De tentoonstelling vertelt het verhaal van de kunststroming uit het einde van de jaren '60 aan de hand van 150 werken door sleutelfiguren uit de Pop Art. Zo bevat de tentoonstelling een volledige reeks met 10 Marilyn Monroes van Andy Warhol of het overbekende M-Maybe (A Girls Picture) van Roy Lichtenstein.

Alle kunstwerken zijn afkomstig van instellingen die met de naam Ludwig verbonden zijn. Ongeveer 65% van de tentoongestelde werken komt uit de overbekende collectie van het museum in Keulen zelf, dat de grootste Pop Art-collectie van Europa bezit. Curator Luise Pilz: “Pop Art is het uithangbord van ons huis geworden. En dat hebben we aan onze stichter, Peter Ludwig, te danken.”

Chocoladegigant zkt. winstgevende kunst

Die Peter Ludwig was in de jaren ’60 samen met zijn wederhelft, Irene Ludwig, in het begin geschokt door de banaliteit van de Pop Art. De chocoladegigant uit Koblenz had het voordien vooral op klassieke en middeleeuwse kunst begrepen, maar zou kort nadien een fervente verzamelaar van de Pop Art worden, hoewel de stroming gevestigde kunstwaarden zoals originaliteit of ‚diepte’ naar de prullenbak verwees. Met Landscape No. 4, een werk van de Amerikaanse kunstenaar Tom Wesselmann waarin een koppel in een Ford door een berglandschap rijdt, werd de toon voor een gigantische verzameling werken gezet.

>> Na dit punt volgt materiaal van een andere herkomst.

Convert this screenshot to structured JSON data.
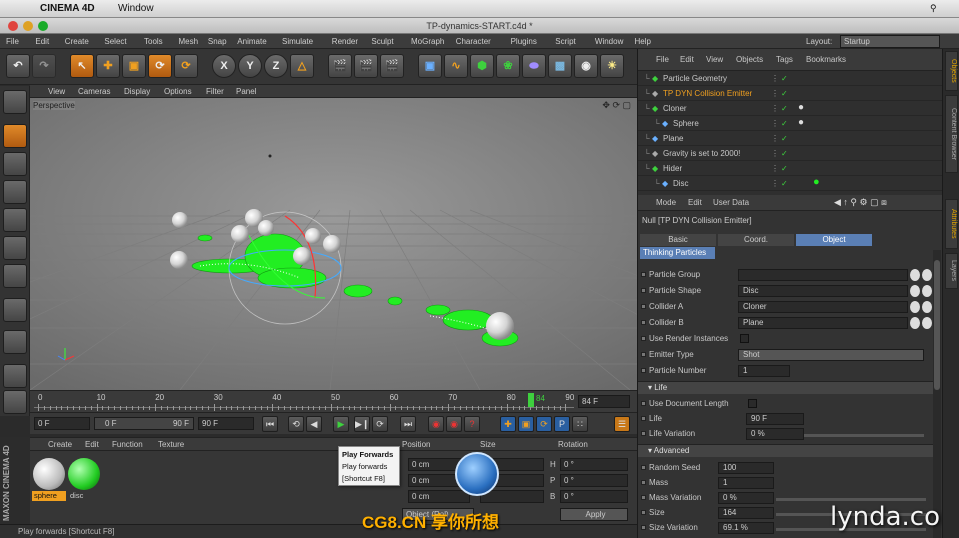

Wat verklaart de plotse ommezwaai in de kunstsmaak van het koppel? “Die heeft vooral te maken met de context van de tijd waarin ze leefden”, weet curator Pilz. “Het was de tijd van het Wirtschaftswunder en de galeriehouders, zoals de New Yorker Leo Castelli, waarmee de Ludwigs samenwerkten, zagen brood in de moderne kunststromingen.”

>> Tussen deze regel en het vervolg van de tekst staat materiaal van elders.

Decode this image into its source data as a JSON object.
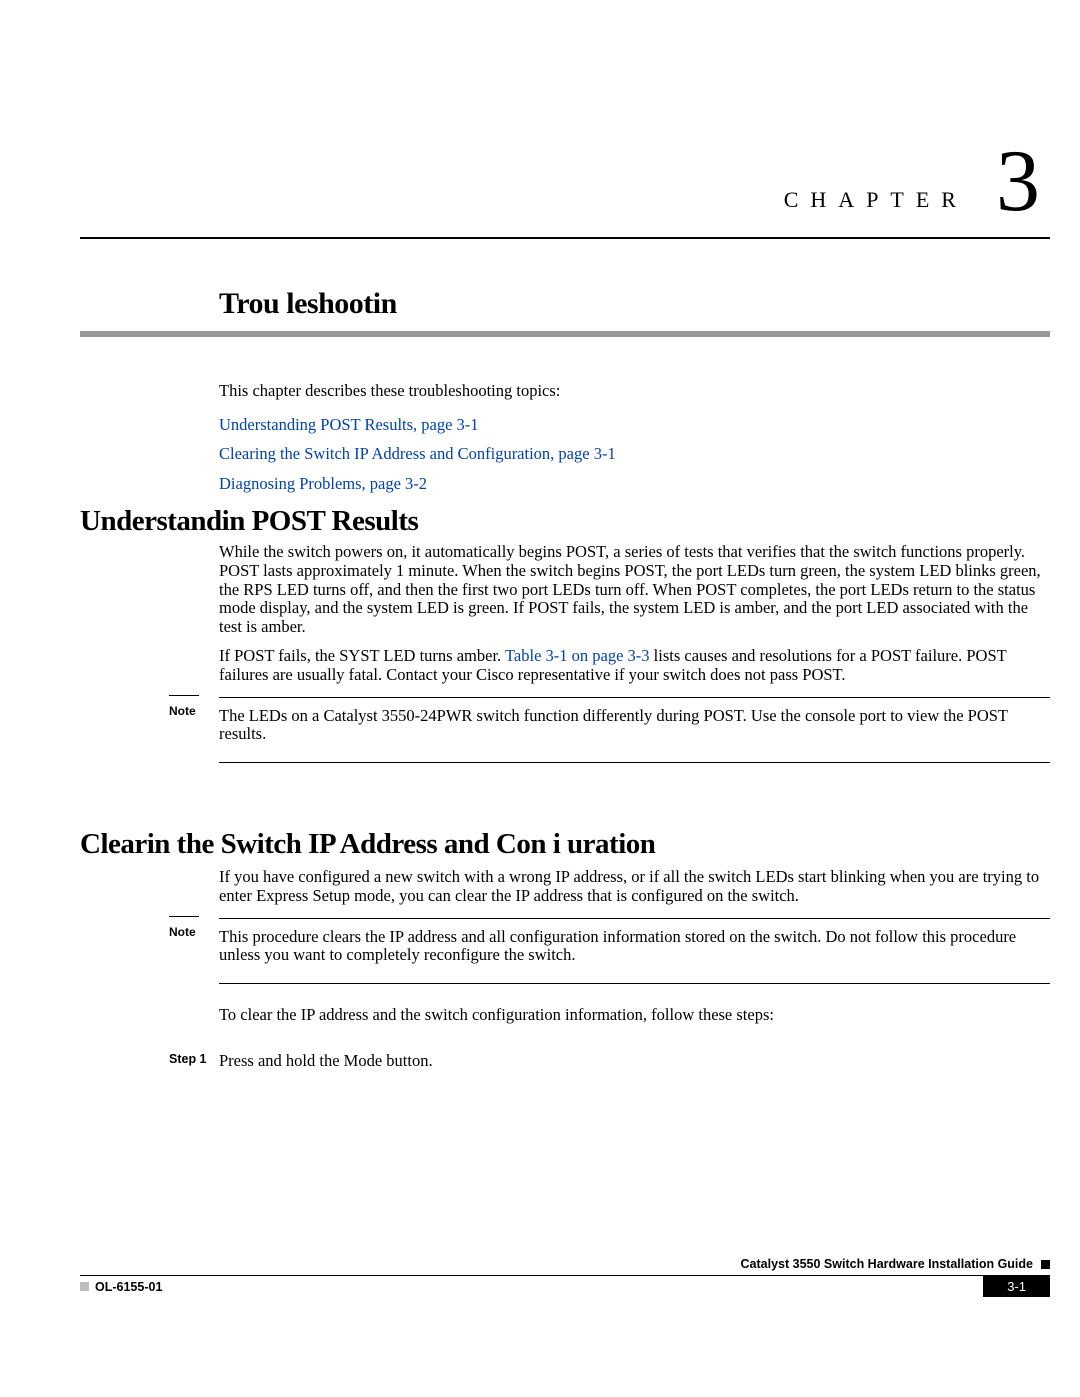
{
  "chapter": {
    "label": "CHAPTER",
    "number": "3",
    "title": "Trou  leshootin"
  },
  "intro": {
    "text": "This chapter describes these troubleshooting topics:",
    "links": [
      "Understanding POST Results, page 3-1",
      "Clearing the Switch IP Address and Configuration, page 3-1",
      "Diagnosing Problems, page 3-2"
    ]
  },
  "sections": {
    "post": {
      "heading": "Understandin  POST Results",
      "p1": "While the switch powers on, it automatically begins POST, a series of tests that verifies that the switch functions properly. POST lasts approximately 1 minute. When the switch begins POST, the port LEDs turn green, the system LED blinks green, the RPS LED turns off, and then the first two port LEDs turn off. When POST completes, the port LEDs return to the status mode display, and the system LED is green. If POST fails, the system LED is amber, and the port LED associated with the test is amber.",
      "p2_a": "If POST fails, the SYST LED turns amber. ",
      "p2_link": "Table 3-1 on page 3-3",
      "p2_b": " lists causes and resolutions for a POST failure. POST failures are usually fatal. Contact your Cisco representative if your switch does not pass POST.",
      "note_label": "Note",
      "note": "The LEDs on a Catalyst 3550-24PWR switch function differently during POST. Use the console port to view the POST results."
    },
    "clear": {
      "heading": "Clearin  the Switch IP Address and Con i uration",
      "p1": "If you have configured a new switch with a wrong IP address, or if all the switch LEDs start blinking when you are trying to enter Express Setup mode, you can clear the IP address that is configured on the switch.",
      "note_label": "Note",
      "note": "This procedure clears the IP address and all configuration information stored on the switch. Do not follow this procedure unless you want to completely reconfigure the switch.",
      "instr": "To clear the IP address and the switch configuration information, follow these steps:",
      "step1_label": "Step 1",
      "step1": "Press and hold the Mode button."
    }
  },
  "footer": {
    "guide_title": "Catalyst 3550 Switch Hardware Installation Guide",
    "doc_id": "OL-6155-01",
    "page": "3-1"
  }
}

“Banaliteit is een pluspunt”

In 1969 stelden de Ludwigs voor het eerst hun collectie hedendaagse kunst voor in het toenmalige Wallraf-Richartz-Museum te Keulen. De tentoonstelling Kunst der sechziger Jahre met werken uit het Nieuw Realisme en uit de Amerikaanse en Engelse Pop Art wekte met 200.000 bezoekers een ongeziene interesse bij het publiek. De bezoekers waren vooral geshockeerd. “En dat was en is meteen één van de grootste kwaliteiten van de Pop Art”, stelt Pilz.

Bij Pop Art worden vertrouwde zaken uit de context getrokken. “Daardoor doen de werken iets met de bezoeker, ook zonder dat die een kunstopleiding heeft gehad. Ook irritatie kan dat opgewekt gevoel zijn. Dat de kunststroming soms te banaal zou zijn, beschouw ik dus tegelijkertijd als een groot pluspunt”, vertelt Pilz.

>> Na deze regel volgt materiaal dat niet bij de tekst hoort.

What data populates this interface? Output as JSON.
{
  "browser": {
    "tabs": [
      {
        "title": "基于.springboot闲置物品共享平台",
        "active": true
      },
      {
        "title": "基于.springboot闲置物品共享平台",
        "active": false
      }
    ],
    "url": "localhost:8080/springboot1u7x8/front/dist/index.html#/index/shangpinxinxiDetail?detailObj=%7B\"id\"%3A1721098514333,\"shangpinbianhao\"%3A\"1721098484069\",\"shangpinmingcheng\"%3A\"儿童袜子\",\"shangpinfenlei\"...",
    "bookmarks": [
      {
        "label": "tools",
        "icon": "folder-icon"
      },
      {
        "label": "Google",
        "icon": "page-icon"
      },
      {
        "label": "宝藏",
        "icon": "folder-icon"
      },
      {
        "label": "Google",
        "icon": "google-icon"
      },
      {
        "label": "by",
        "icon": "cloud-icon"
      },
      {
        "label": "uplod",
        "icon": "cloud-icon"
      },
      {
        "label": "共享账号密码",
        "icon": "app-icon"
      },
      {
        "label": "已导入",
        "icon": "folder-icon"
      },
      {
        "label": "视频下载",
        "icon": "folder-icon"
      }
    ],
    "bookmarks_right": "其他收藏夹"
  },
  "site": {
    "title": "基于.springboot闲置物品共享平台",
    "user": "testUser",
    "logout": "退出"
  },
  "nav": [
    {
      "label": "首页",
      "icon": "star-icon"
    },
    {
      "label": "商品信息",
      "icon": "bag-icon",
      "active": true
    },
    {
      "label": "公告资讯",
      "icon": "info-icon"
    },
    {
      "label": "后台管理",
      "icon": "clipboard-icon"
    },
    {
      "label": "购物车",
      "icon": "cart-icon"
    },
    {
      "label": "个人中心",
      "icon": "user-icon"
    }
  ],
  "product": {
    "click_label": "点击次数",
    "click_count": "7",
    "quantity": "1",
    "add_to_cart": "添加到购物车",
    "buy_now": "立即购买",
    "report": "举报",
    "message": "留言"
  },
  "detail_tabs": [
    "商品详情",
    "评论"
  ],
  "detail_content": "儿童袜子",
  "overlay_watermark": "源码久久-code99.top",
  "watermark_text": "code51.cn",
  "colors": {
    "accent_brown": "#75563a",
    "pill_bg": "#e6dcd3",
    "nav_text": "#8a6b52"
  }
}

Pop Art, een mannenbastion

Ondanks de overvloed aan werken in Ludwigs collectie, is die verre van volledig. Pilz bevestigt dat: “We hebben die lacunes in de collectie bewust niet willen weglaten op de tentoonstelling. Want niet alleen wat een verzamelaar koopt, maar vooral wat hij niet koopt, vertelt veel over de persoon. Zo ontbreekt de positie van de vrouw volledig, op een beeldhouwwerk van Marisol Escobar na. Dat heeft ermee te maken dat de Pop Art een wereld is die sterk gedomineerd werd door mannen.”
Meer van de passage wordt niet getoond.